Sunday 23 December 2012

How buying a round shows the limits of economics

Economics has limits. Its narrow focus cannot explain social phenomena. To understand this, John Kay in the Financial Times asks us to consider Christmas gift-giving or buying a round of drinks at the pub by comparing how anthropologists and economists interpret these social rituals:
For the anthropologists, the custom of standing a round represented ritual gift exchange. They drew an analogy with Native American potlatch festivals, where tribes would gather to eat, sing, dance and confer lavish presents – sometimes treasured or essential possessions – on each other. The economists preferred a more hard-nosed explanation. Buying drinks in rounds rather than individually was a means of reducing transaction costs. The number of dealings between the customers and the bar was reduced, and the need for small change diminished.
I proposed an empirical test between the competing hypotheses. Did you feel successful or unsuccessful if you had bought more drinks than had been bought for you? Unfortunately, the result was inconclusive. The anthropologists believed their generosity enhanced their status. The economists sought to maximise the difference between the number of drinks they had consumed and the number they had bought. They computed appropriate strategies for finite games and even for extended evenings of indeterminate length. The lesson is that if you want a good time at a bar, go with an anthropologist rather than an economist.
We can also see the limits of economics when we consider the act of starting a family:
The economists who argue that the rationale of the family is found in cost savings have a point. Two together can live more cheaply than two separately, if not as cheaply as one. But anyone who thinks the quest for scale economies is the primary explanation of the human desire for family life is strangely deficient in observational capacity, as well as common sense.
The ‘economics of the family’ is a prime example of an economic imperialism that seeks to account for all behaviour through a distorted concept of rationality, an extreme example of economists’ notorious physics envy. Some models developed in physics demonstrate a combination of simplicity and wide explanatory power so remarkable that it makes no sense to think about the world in any other way.
But such powerful explanations are rarely available in other natural sciences, and almost never in social sciences. Even the visit to the bar is governed by a complex and tacit collection of social conventions. How do you know that you have bought the beer but only rented the glass?
The point is not that economics has no value but that, by itself, it can neither fully explain nor provide a rounded understanding of human needs and human behaviour. The specific problem here is economism, the reductionist idea that all social phenomena can be reduced to economic dimensions. This reductionism enables believers in neoclassical economics to argue that the market outstrips or permits ignoring ethical, social, political or cultural values. It is why the orthodox economic ideology of the past three decades has, amongst other things, led to so much social corrosion.

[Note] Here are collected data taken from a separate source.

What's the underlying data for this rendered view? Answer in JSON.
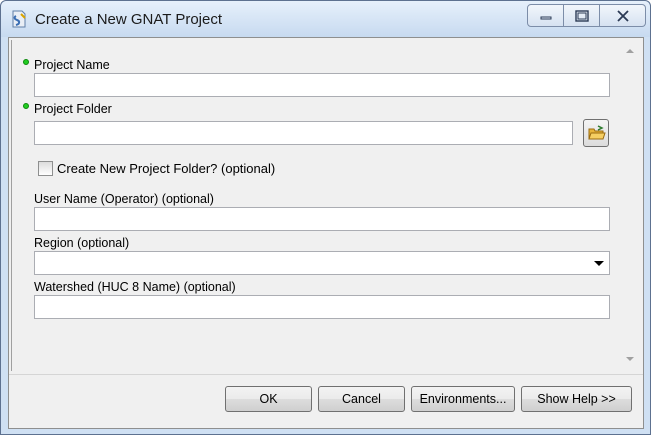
{
  "window": {
    "title": "Create a New GNAT Project",
    "app_icon": "arcgis-toolbox-icon"
  },
  "caption_buttons": {
    "minimize": "minimize-icon",
    "maximize": "maximize-icon",
    "close": "close-icon"
  },
  "form": {
    "project_name": {
      "label": "Project Name",
      "value": "",
      "required": true
    },
    "project_folder": {
      "label": "Project Folder",
      "value": "",
      "required": true,
      "browse_icon": "open-folder-icon"
    },
    "create_folder": {
      "label": "Create New Project Folder? (optional)",
      "checked": false
    },
    "user_name": {
      "label": "User Name (Operator) (optional)",
      "value": ""
    },
    "region": {
      "label": "Region (optional)",
      "selected": ""
    },
    "watershed": {
      "label": "Watershed (HUC 8 Name) (optional)",
      "value": ""
    }
  },
  "buttons": {
    "ok": "OK",
    "cancel": "Cancel",
    "environments": "Environments...",
    "show_help": "Show Help >>"
  },
  "colors": {
    "required_dot": "#22cc22",
    "title_bar": "#c7daf0",
    "dialog_bg": "#f0f0f0"
  }
}
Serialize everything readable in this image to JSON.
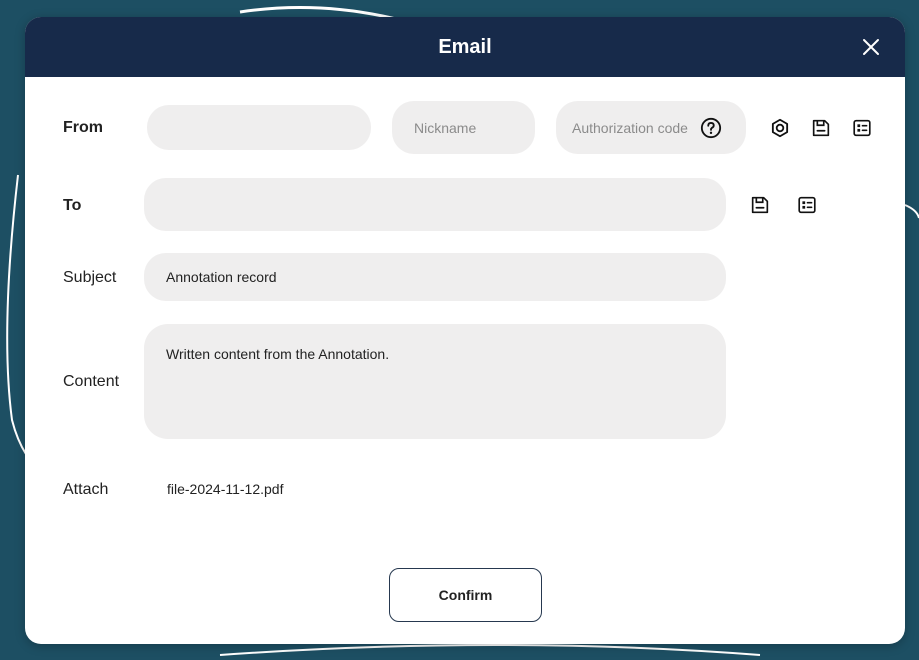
{
  "dialog": {
    "title": "Email",
    "close_icon": "close-icon"
  },
  "form": {
    "from": {
      "label": "From",
      "address_value": "",
      "nickname_placeholder": "Nickname",
      "auth_code_placeholder": "Authorization code",
      "icons": [
        "help-circle-icon",
        "settings-icon",
        "save-icon",
        "contacts-icon"
      ]
    },
    "to": {
      "label": "To",
      "value": "",
      "icons": [
        "save-icon",
        "contacts-icon"
      ]
    },
    "subject": {
      "label": "Subject",
      "value": "Annotation record"
    },
    "content": {
      "label": "Content",
      "value": "Written content from the Annotation."
    },
    "attach": {
      "label": "Attach",
      "filename": "file-2024-11-12.pdf"
    }
  },
  "actions": {
    "confirm_label": "Confirm"
  },
  "colors": {
    "titlebar": "#172a4a",
    "background": "#1d4f63",
    "field": "#efeeee"
  }
}
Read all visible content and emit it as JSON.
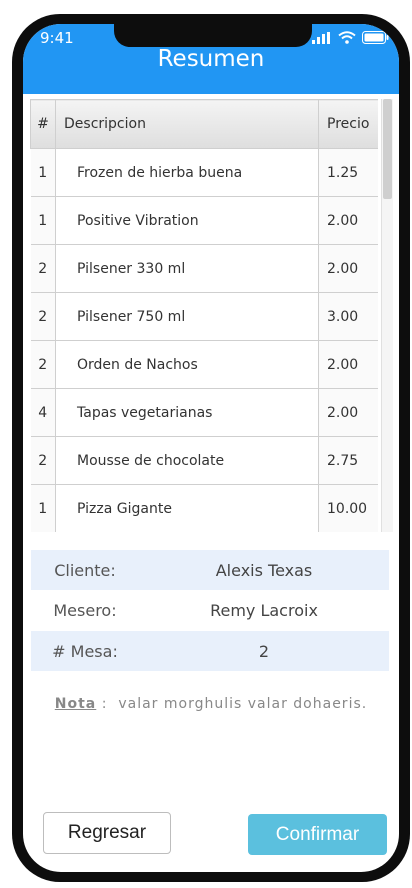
{
  "status": {
    "time": "9:41"
  },
  "header": {
    "title": "Resumen"
  },
  "table": {
    "headers": {
      "qty": "#",
      "desc": "Descripcion",
      "price": "Precio"
    },
    "rows": [
      {
        "qty": "1",
        "desc": "Frozen de hierba buena",
        "price": "1.25"
      },
      {
        "qty": "1",
        "desc": "Positive Vibration",
        "price": "2.00"
      },
      {
        "qty": "2",
        "desc": "Pilsener 330 ml",
        "price": "2.00"
      },
      {
        "qty": "2",
        "desc": "Pilsener 750 ml",
        "price": "3.00"
      },
      {
        "qty": "2",
        "desc": "Orden de Nachos",
        "price": "2.00"
      },
      {
        "qty": "4",
        "desc": "Tapas vegetarianas",
        "price": "2.00"
      },
      {
        "qty": "2",
        "desc": "Mousse de chocolate",
        "price": "2.75"
      },
      {
        "qty": "1",
        "desc": "Pizza Gigante",
        "price": "10.00"
      }
    ]
  },
  "info": {
    "cliente_label": "Cliente:",
    "cliente": "Alexis Texas",
    "mesero_label": "Mesero:",
    "mesero": "Remy Lacroix",
    "mesa_label": "# Mesa:",
    "mesa": "2"
  },
  "nota": {
    "label": "Nota",
    "separator": ":",
    "text": "valar morghulis valar dohaeris."
  },
  "buttons": {
    "back": "Regresar",
    "confirm": "Confirmar"
  },
  "colors": {
    "appbar": "#2196f3",
    "confirm": "#5bc0de",
    "info_alt": "#e8f0fb"
  },
  "icons": [
    "signal-icon",
    "wifi-icon",
    "battery-icon"
  ]
}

Following the banking crisis of 2007/8, this orthodoxy is, in Adair Turner’s famous phrase, “a fairly complete train wreck of a predominant theory of economics and finance”. It is now only a matter of time before that predominance ends. But it would be a mistake, and ironically an economistic one, to view the old orthodoxy purely as a practical failure. It is also a moral failure, precisely because it is economistic.

The Liberal Democrats need to move on and develop radical alternatives (The Theory and Practice of Community Economics by David Boyle and Bernard Greaves is a good place to start). This is a vital element in any recovery strategy for the Liberal Democrats because the party will be doomed if it fights the other parties for the right to cling to the wreckage of TINA (‘There Is No Alternative’). Moving on, however, requires not just a Plan B, C or D but also an ethical and human dimension. This means a decisive rejection of economism, and an insistence that human welfare and human values come before ideological constructs.